Problem: User said "THEN" - should have stopped after investigation.
CORRECT - Respecting Sequence
User: "Investigate the login bug, THEN we'll figure out a fix"
Claude: "[MODE: INVESTIGATION]
Findings:
Evidence:
- Error occurs 2.3% of logins (production logs)
- Always when concurrent requests from same user
- Token table shows duplicate entries
Hypothesis (80% confidence):
Race condition in src/auth/token.ts:45
- Two requests read "no token" simultaneously
- Both create new tokens
- Second insert fails on unique constraint
Timeline:
- 10:00:00.001 - Request A reads token table (empty)
- 10:00:00.003 - Request B reads token table (empty)
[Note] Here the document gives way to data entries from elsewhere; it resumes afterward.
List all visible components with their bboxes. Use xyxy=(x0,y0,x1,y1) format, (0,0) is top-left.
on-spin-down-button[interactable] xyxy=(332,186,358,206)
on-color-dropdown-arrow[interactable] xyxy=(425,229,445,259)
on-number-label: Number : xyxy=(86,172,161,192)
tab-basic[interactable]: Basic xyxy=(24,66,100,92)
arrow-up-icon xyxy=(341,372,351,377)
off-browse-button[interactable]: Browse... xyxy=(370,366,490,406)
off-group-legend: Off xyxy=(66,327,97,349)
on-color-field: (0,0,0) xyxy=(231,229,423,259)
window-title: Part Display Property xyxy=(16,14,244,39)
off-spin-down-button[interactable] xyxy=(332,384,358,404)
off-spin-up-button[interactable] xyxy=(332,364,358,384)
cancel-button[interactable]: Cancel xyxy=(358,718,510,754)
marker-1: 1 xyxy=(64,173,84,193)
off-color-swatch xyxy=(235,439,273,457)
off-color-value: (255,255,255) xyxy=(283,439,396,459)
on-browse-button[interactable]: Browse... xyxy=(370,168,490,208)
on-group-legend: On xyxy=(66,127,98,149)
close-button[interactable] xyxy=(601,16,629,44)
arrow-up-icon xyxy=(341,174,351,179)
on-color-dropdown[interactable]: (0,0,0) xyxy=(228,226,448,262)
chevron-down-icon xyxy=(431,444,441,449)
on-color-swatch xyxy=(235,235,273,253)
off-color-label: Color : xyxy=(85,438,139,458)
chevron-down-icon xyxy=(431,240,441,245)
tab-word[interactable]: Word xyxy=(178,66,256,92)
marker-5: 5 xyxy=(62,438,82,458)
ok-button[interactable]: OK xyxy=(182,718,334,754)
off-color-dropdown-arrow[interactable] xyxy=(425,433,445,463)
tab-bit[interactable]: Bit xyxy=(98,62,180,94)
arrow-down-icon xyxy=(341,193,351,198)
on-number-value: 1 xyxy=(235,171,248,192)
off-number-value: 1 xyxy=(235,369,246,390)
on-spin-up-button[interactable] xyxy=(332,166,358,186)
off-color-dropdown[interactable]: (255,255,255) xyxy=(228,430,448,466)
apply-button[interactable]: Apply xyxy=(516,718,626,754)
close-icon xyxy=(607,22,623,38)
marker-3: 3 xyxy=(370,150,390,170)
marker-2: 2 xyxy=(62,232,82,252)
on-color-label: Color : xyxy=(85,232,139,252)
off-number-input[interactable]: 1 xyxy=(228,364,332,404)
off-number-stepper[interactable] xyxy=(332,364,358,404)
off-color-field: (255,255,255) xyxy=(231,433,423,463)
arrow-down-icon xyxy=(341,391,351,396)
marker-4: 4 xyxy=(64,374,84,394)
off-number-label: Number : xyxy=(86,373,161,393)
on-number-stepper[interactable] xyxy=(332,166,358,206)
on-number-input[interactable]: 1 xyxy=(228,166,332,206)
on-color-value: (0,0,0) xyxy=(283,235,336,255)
- 10:00:00.010 - Request A inserts token
- 10:00:00.012 - Request B inserts token (fails)
Investigation complete. Ready to discuss solutions?"
Investigation Methodology
Scientific Method
- Observe: Gather data, identify patterns
- Hypothesize: Form testable explanations
- Experiment: Design specific tests
- Evaluate: Analyze results, adjust
Root Cause Analysis
| Technique | When |
|---|---|
| 5 Whys | Simple causal chains |
| Timeline Analysis | Temporal patterns |
| Fault Tree | Complex failure scenarios |
Performance Analysis (USE Method)
| Metric | Meaning |
|---|---|
| Utilization | % time resource is busy |
| Saturation | Work queued/waiting |
| Errors | Count of error events |
Apply to: CPU, memory, disk, network, connections.
Integration
| Skill | Relationship |
|---|---|
debugging-methodology | Evidence-based investigation |
observability | Instrument to gather evidence |
confidence-levels | Express hypothesis confidence |
Anti-Patterns
| Anti-Pattern | Violation |
|---|---|
| Mode mixing | Doing all three without asking |
| Jumping ahead | "THEN" ignored |
| Assuming solutions | Solving without evidence |
| Missing prefix | Forgot [MODE: X] |
| Self-transition | Changed modes without asking |
Quick Reference
Before every message:
- Did I prefix with current mode?
- Am I staying within mode boundaries?
- Did user authorize this mode?
- If transitioning, did I ask first?
- If user said "THEN", did I stop after first part?